Если у пациента есть сомнения в нашей системе здравоохранения, я могу связаться с известными докторами, «opinion лидерами» в Европе или Америке, и порекомендую пациенту обратиться к ним. Там антураж богаче, холлы просторнее, но за всей этой красотой все равно стоит человек, который будет работать руками. Разумеется, там есть суперспециалисты в своей области. Но весьма нередко пациент попадает на доктора, который не работает исключительно в его интересах. Это здесь он (ВИП-пациент) — весь из себя с деньгами и связями — «я туда позвоню, сюда, достану вас всех», а там он — обычный «понаехавший тут», которого надо быстро обработать и затем спрятаться за ширму юридической защиты, которую не гражданину этой страны пробить существенно труднее. Часто такая «экскурсия» приводит людей в чувство, и, возвратившись, они уже ведут себя совсем иначе. Иногда приходится и ошибки зарубежных коллег исправлять, ведь и зарубежный доктор — тоже живой человек.

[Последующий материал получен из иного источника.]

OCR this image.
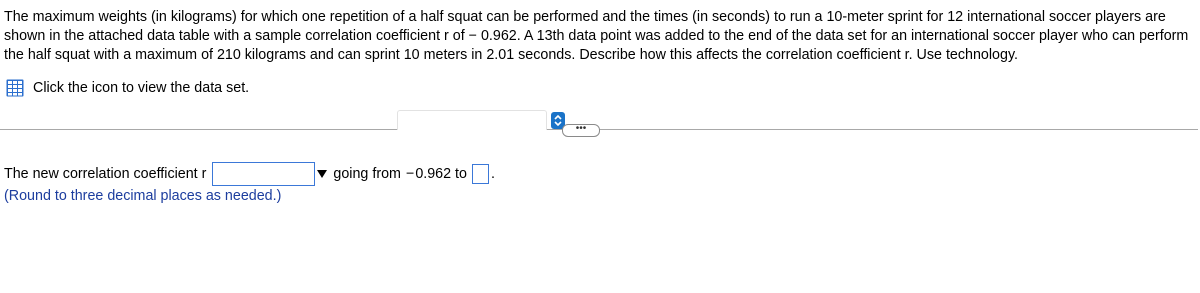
The maximum weights (in kilograms) for which one repetition of a half squat can be performed and the times (in seconds) to run a 10-meter sprint for 12 international soccer players are shown in the attached data table with a sample correlation coefficient r of − 0.962. A 13th data point was added to the end of the data set for an international soccer player who can perform the half squat with a maximum of 210 kilograms and can sprint 10 meters in 2.01 seconds. Describe how this affects the correlation coefficient r. Use technology.

Click the icon to view the data set.
•••
The new correlation coefficient r	going from − 0.962 to .
(Round to three decimal places as needed.)
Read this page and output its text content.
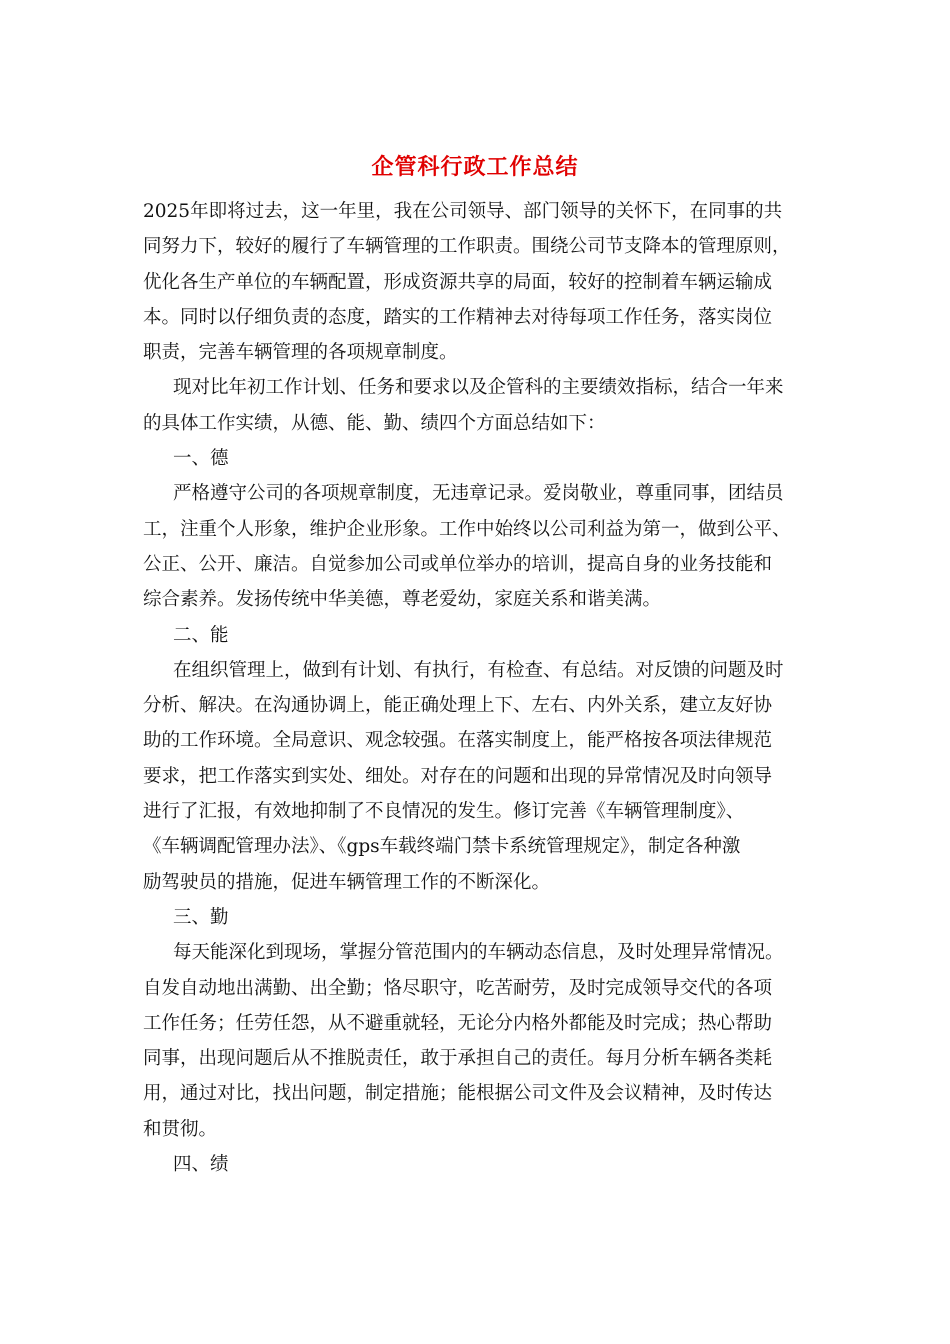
企管科行政工作总结
2025年即将过去，这一年里，我在公司领导、部门领导的关怀下，在同事的共
同努力下，较好的履行了车辆管理的工作职责。围绕公司节支降本的管理原则，
优化各生产单位的车辆配置，形成资源共享的局面，较好的控制着车辆运输成
本。同时以仔细负责的态度，踏实的工作精神去对待每项工作任务，落实岗位
职责，完善车辆管理的各项规章制度。
现对比年初工作计划、任务和要求以及企管科的主要绩效指标，结合一年来
的具体工作实绩，从德、能、勤、绩四个方面总结如下：
一、德
严格遵守公司的各项规章制度，无违章记录。爱岗敬业，尊重同事，团结员
工，注重个人形象，维护企业形象。工作中始终以公司利益为第一，做到公平、
公正、公开、廉洁。自觉参加公司或单位举办的培训，提高自身的业务技能和
综合素养。发扬传统中华美德，尊老爱幼，家庭关系和谐美满。
二、能
在组织管理上，做到有计划、有执行，有检查、有总结。对反馈的问题及时
分析、解决。在沟通协调上，能正确处理上下、左右、内外关系，建立友好协
助的工作环境。全局意识、观念较强。在落实制度上，能严格按各项法律规范
要求，把工作落实到实处、细处。对存在的问题和出现的异常情况及时向领导
进行了汇报，有效地抑制了不良情况的发生。修订完善《车辆管理制度》、
《车辆调配管理办法》、《gps车载终端门禁卡系统管理规定》，制定各种激
励驾驶员的措施，促进车辆管理工作的不断深化。
三、勤
每天能深化到现场，掌握分管范围内的车辆动态信息，及时处理异常情况。
自发自动地出满勤、出全勤；恪尽职守，吃苦耐劳，及时完成领导交代的各项
工作任务；任劳任怨，从不避重就轻，无论分内格外都能及时完成；热心帮助
同事，出现问题后从不推脱责任，敢于承担自己的责任。每月分析车辆各类耗
用，通过对比，找出问题，制定措施；能根据公司文件及会议精神，及时传达
和贯彻。
四、绩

— Ваши планы на ближайшее будущее?
— Домой поехать! (Смеется). Расти органично. Мы не растем быстро, хотя можно было кому-то «продаться», найти внешнее финансирование, чтобы «все и сразу» — большие площади, много техники, докторов и т.д. Но если вы не отладили все бизнес-процессы на относительно компактной площадке, то тиражировать вы будете только хаос. В этом случае медленный рост — более правильный. В качестве ближайшего шага планируем открыть операционную с возможностью проведения ксенонового наркоза. Несмотря на качественную местную анестезию, некоторые люди ни при каких обстоятельствах не хотят «присутствовать» при своей операции.

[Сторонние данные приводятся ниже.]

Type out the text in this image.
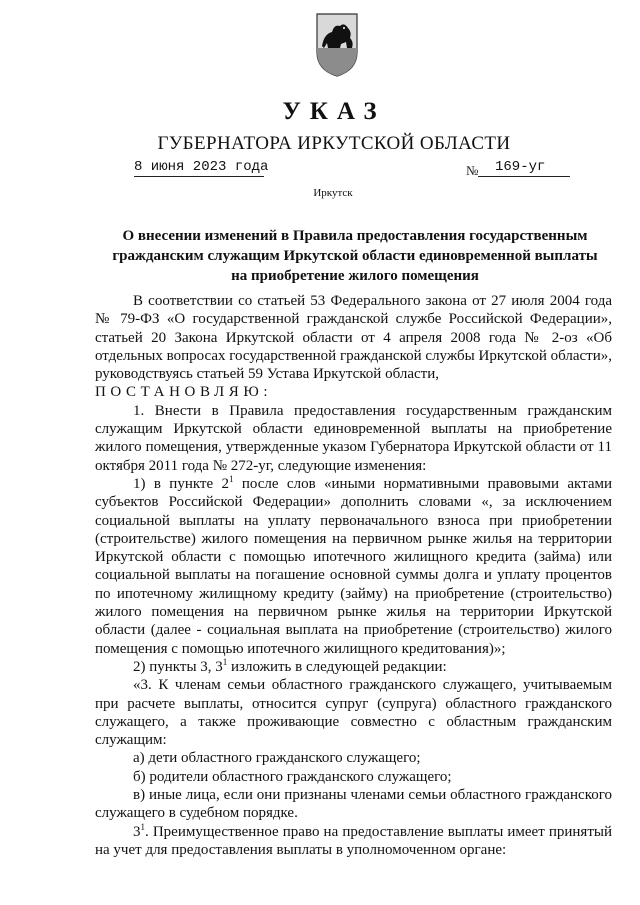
УКАЗ
ГУБЕРНАТОРА ИРКУТСКОЙ ОБЛАСТИ
8 июня 2023 года	№ 169-уг
Иркутск
О внесении изменений в Правила предоставления государственным гражданским служащим Иркутской области единовременной выплаты на приобретение жилого помещения

В соответствии со статьей 53 Федерального закона от 27 июля 2004 года № 79-ФЗ «О государственной гражданской службе Российской Федерации», статьей 20 Закона Иркутской области от 4 апреля 2008 года № 2-оз «Об отдельных вопросах государственной гражданской службы Иркутской области», руководствуясь статьей 59 Устава Иркутской области,

ПОСТАНОВЛЯЮ:

1. Внести в Правила предоставления государственным гражданским служащим Иркутской области единовременной выплаты на приобретение жилого помещения, утвержденные указом Губернатора Иркутской области от 11 октября 2011 года № 272-уг, следующие изменения:

1) в пункте $2^1$ после слов «иными нормативными правовыми актами субъектов Российской Федерации» дополнить словами «, за исключением социальной выплаты на уплату первоначального взноса при приобретении (строительстве) жилого помещения на первичном рынке жилья на территории Иркутской области с помощью ипотечного жилищного кредита (займа) или социальной выплаты на погашение основной суммы долга и уплату процентов по ипотечному жилищному кредиту (займу) на приобретение (строительство) жилого помещения на первичном рынке жилья на территории Иркутской области (далее - социальная выплата на приобретение (строительство) жилого помещения с помощью ипотечного жилищного кредитования)»;

2) пункты 3, $3^1$ изложить в следующей редакции:

«3. К членам семьи областного гражданского служащего, учитываемым при расчете выплаты, относится супруг (супруга) областного гражданского служащего, а также проживающие совместно с областным гражданским служащим:

а) дети областного гражданского служащего;

б) родители областного гражданского служащего;

в) иные лица, если они признаны членами семьи областного гражданского служащего в судебном порядке.

$3^1$. Преимущественное право на предоставление выплаты имеет принятый на учет для предоставления выплаты в уполномоченном органе:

Также хотим развивать такое направление, как «Low vision», помощь людям с остаточным зрением. Правильно подобранный комплекс средств — электронно-оптических, оптических, просто электронных — может перевести человека из состояния инвалидности в состояние определенной деятельности. Иногда мы совершаем чудеса и из ничего делаем человеку две сотые — и вот с ними человеку надо жить. У меня есть пациент, совершенно уникальный человек: его единственный глаз имеет всего 5% зрения. Этот человек руководит огромным сельскохозяйственным холдингом — и совсем не «вслепую»! Мы, в том числе и при помощи анти-VEGF терапии, поддерживаем его состояние. Если он потеряет из пяти оставшихся две сотых, то из дееспособного перейдет в разряд недееспособных людей. Хочется помочь как можно большему количеству людей «выжимать» максимум из своих сотых. Врачи клиники будут поддерживать зрение человека, а коллеги тифло-педагоги — учить людей пользоваться остатками зрения.
— Как бы Вы оценили свою главную черту?
— Упрямство, думаю.
— Ваш любимый фильм?
— Пожалуй, «Тот самый Мюнхгаузен».
— Расскажите о Вашем увлечении художественной фотографией.

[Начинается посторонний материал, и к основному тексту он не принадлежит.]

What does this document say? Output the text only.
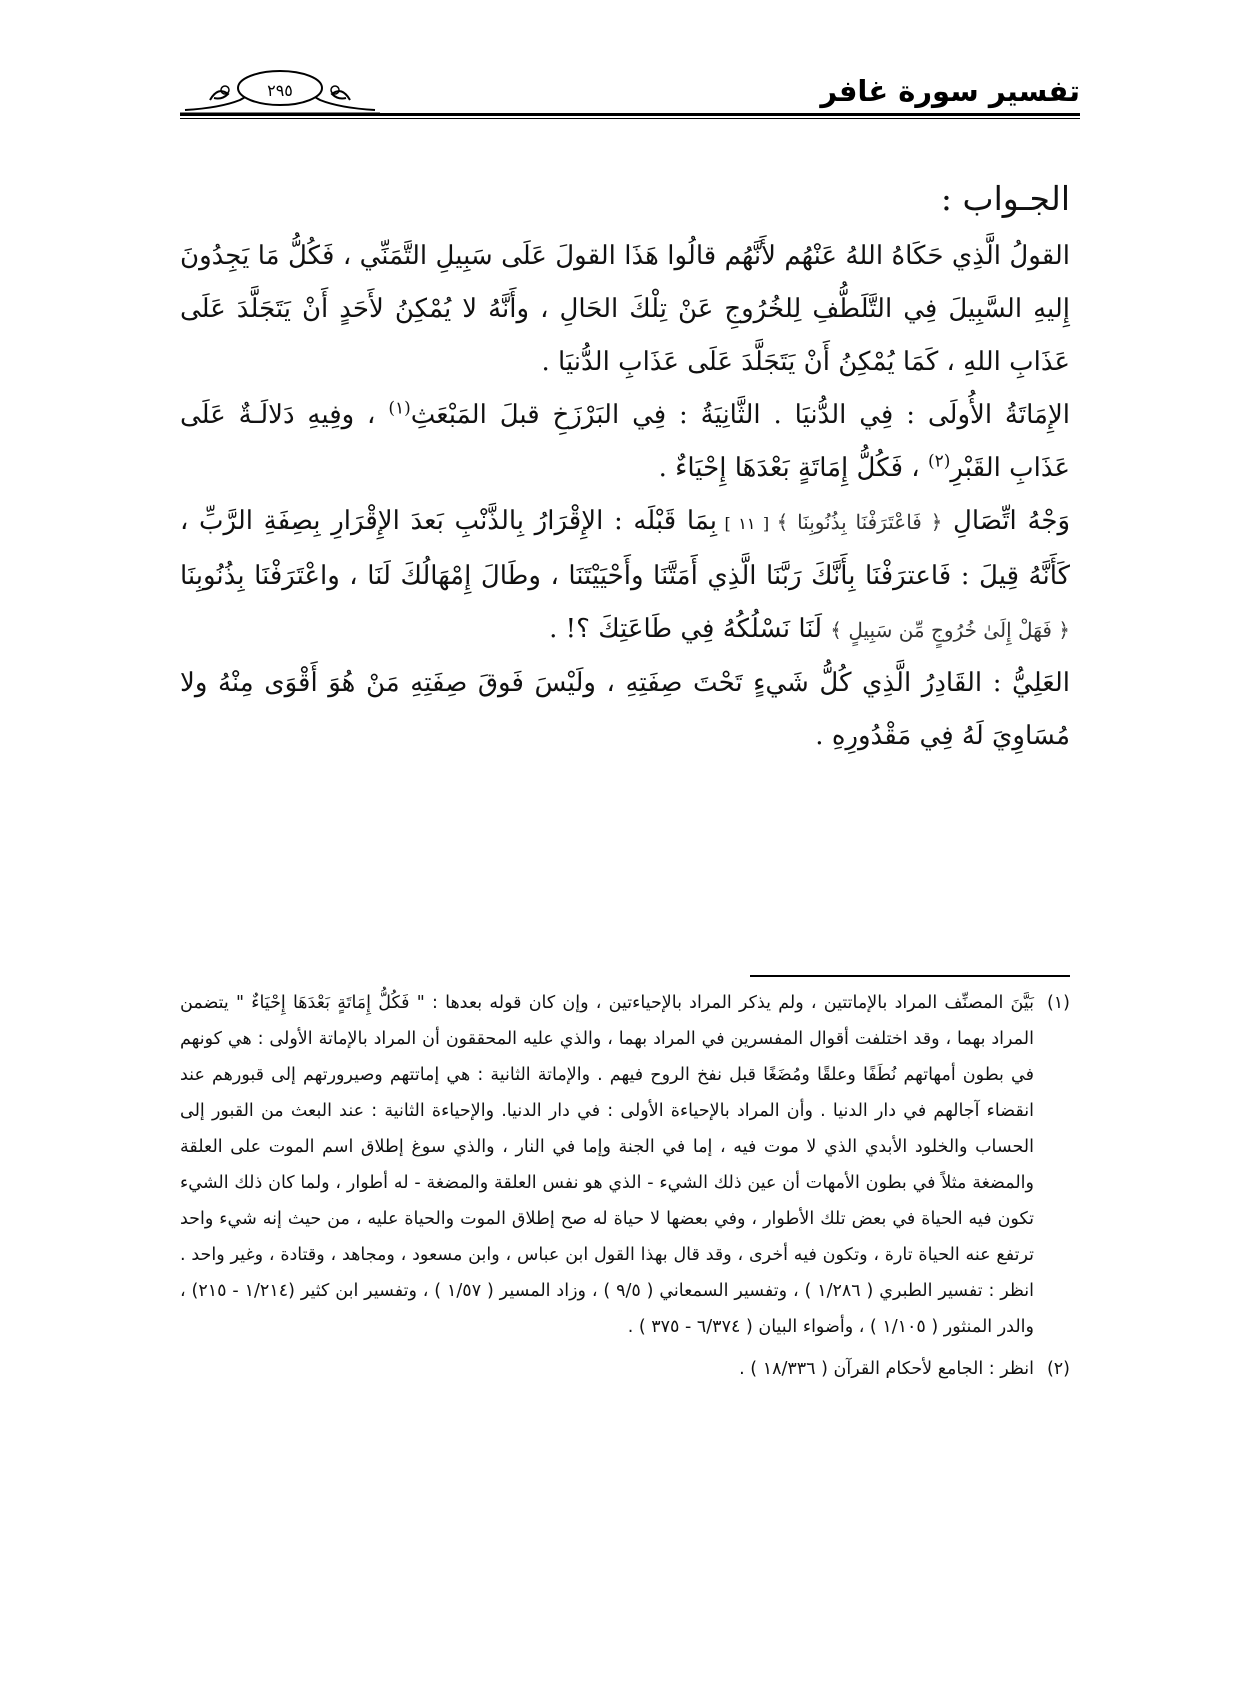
٢٩٥	تفسير سورة غافر

الجـواب :

القولُ الَّذِي حَكَاهُ اللهُ عَنْهُم لأَنَّهُم قالُوا هَذَا القولَ عَلَى سَبِيلِ التَّمَنِّي ، فَكُلُّ مَا يَجِدُونَ إِليهِ السَّبِيلَ فِي التَّلَطُّفِ لِلخُرُوجِ عَنْ تِلْكَ الحَالِ ، وأَنَّهُ لا يُمْكِنُ لأَحَدٍ أَنْ يَتَجَلَّدَ عَلَى عَذَابِ اللهِ ، كَمَا يُمْكِنُ أَنْ يَتَجَلَّدَ عَلَى عَذَابِ الدُّنيَا .

الإِمَاتَةُ الأُولَى : فِي الدُّنيَا . الثَّانِيَةُ : فِي البَرْزَخِ قبلَ المَبْعَثِ$^{(١)}$ ، وفِيهِ دَلالَـةٌ عَلَى عَذَابِ القَبْرِ$^{(٢)}$ ، فَكُلُّ إِمَاتَةٍ بَعْدَهَا إِحْيَاءٌ .

وَجْهُ اتِّصَالِ ﴿ فَاعْتَرَفْنَا بِذُنُوبِنَا ﴾ [ ١١ ] بِمَا قَبْلَه : الإِقْرَارُ بِالذَّنْبِ بَعدَ الإِقْرَارِ بِصِفَةِ الرَّبِّ ، كَأَنَّهُ قِيلَ : فَاعترَفْنَا بِأَنَّكَ رَبَّنَا الَّذِي أَمَتَّنَا وأَحْيَيْتَنَا ، وطَالَ إِمْهَالُكَ لَنَا ، واعْتَرَفْنَا بِذُنُوبِنَا ﴿ فَهَلْ إِلَىٰ خُرُوجٍ مِّن سَبِيلٍ ﴾ لَنَا نَسْلُكُهُ فِي طَاعَتِكَ ؟! .

العَلِيُّ : القَادِرُ الَّذِي كُلُّ شَيءٍ تَحْتَ صِفَتِهِ ، ولَيْسَ فَوقَ صِفَتِهِ مَنْ هُوَ أَقْوَى مِنْهُ ولا مُسَاوِيَ لَهُ فِي مَقْدُورِهِ .

(١)
بَيَّنَ المصنِّف المراد بالإماتتين ، ولم يذكر المراد بالإحياءتين ، وإن كان قوله بعدها : " فَكُلُّ إِمَاتَةٍ بَعْدَهَا إِحْيَاءٌ " يتضمن المراد بهما ، وقد اختلفت أقوال المفسرين في المراد بهما ، والذي عليه المحققون أن المراد بالإماتة الأولى : هي كونهم في بطون أمهاتهم نُطَفًا وعلقًا ومُضَغًا قبل نفخ الروح فيهم . والإماتة الثانية : هي إماتتهم وصيرورتهم إلى قبورهم عند انقضاء آجالهم في دار الدنيا . وأن المراد بالإحياءة الأولى : في دار الدنيا. والإحياءة الثانية : عند البعث من القبور إلى الحساب والخلود الأبدي الذي لا موت فيه ، إما في الجنة وإما في النار ، والذي سوغ إطلاق اسم الموت على العلقة والمضغة مثلاً في بطون الأمهات أن عين ذلك الشيء - الذي هو نفس العلقة والمضغة - له أطوار ، ولما كان ذلك الشيء تكون فيه الحياة في بعض تلك الأطوار ، وفي بعضها لا حياة له صح إطلاق الموت والحياة عليه ، من حيث إنه شيء واحد ترتفع عنه الحياة تارة ، وتكون فيه أخرى ، وقد قال بهذا القول ابن عباس ، وابن مسعود ، ومجاهد ، وقتادة ، وغير واحد . انظر : تفسير الطبري ( ١/٢٨٦ ) ، وتفسير السمعاني ( ٩/٥ ) ، وزاد المسير ( ١/٥٧ ) ، وتفسير ابن كثير (١/٢١٤ - ٢١٥) ، والدر المنثور ( ١/١٠٥ ) ، وأضواء البيان ( ٦/٣٧٤ - ٣٧٥ ) .
(٢)
انظر : الجامع لأحكام القرآن ( ١٨/٣٣٦ ) .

— Мне неинтересно просто снимать — «Я был здесь». Мне интересно снимать то, что, на мой взгляд, имеет философский смысл или вызывает какие-то ассоциации, то есть не просто пейзаж или репортаж. Надо войти в состояние, когда вы видите то, что не очевидно. Но такое состояние не может быть с вами все время. Для этого надо уехать в отпуск или куда-то уйти. С вами ваша камера, и тогда вы можете увидеть то, мимо чего в другом состоянии просто пройдете. Например, вот на этом кусте все видели просто ягоды смородины, а мне показалось, что это образ семьи. Но поймать это состояние удается редко — много суеты в жизни. Оно вдруг приходит — и может так же вдруг уйти. Так что если удается за год сделать три-четыре фотографии — это очень хорошо.
— Благодарю Вас за интересную беседу!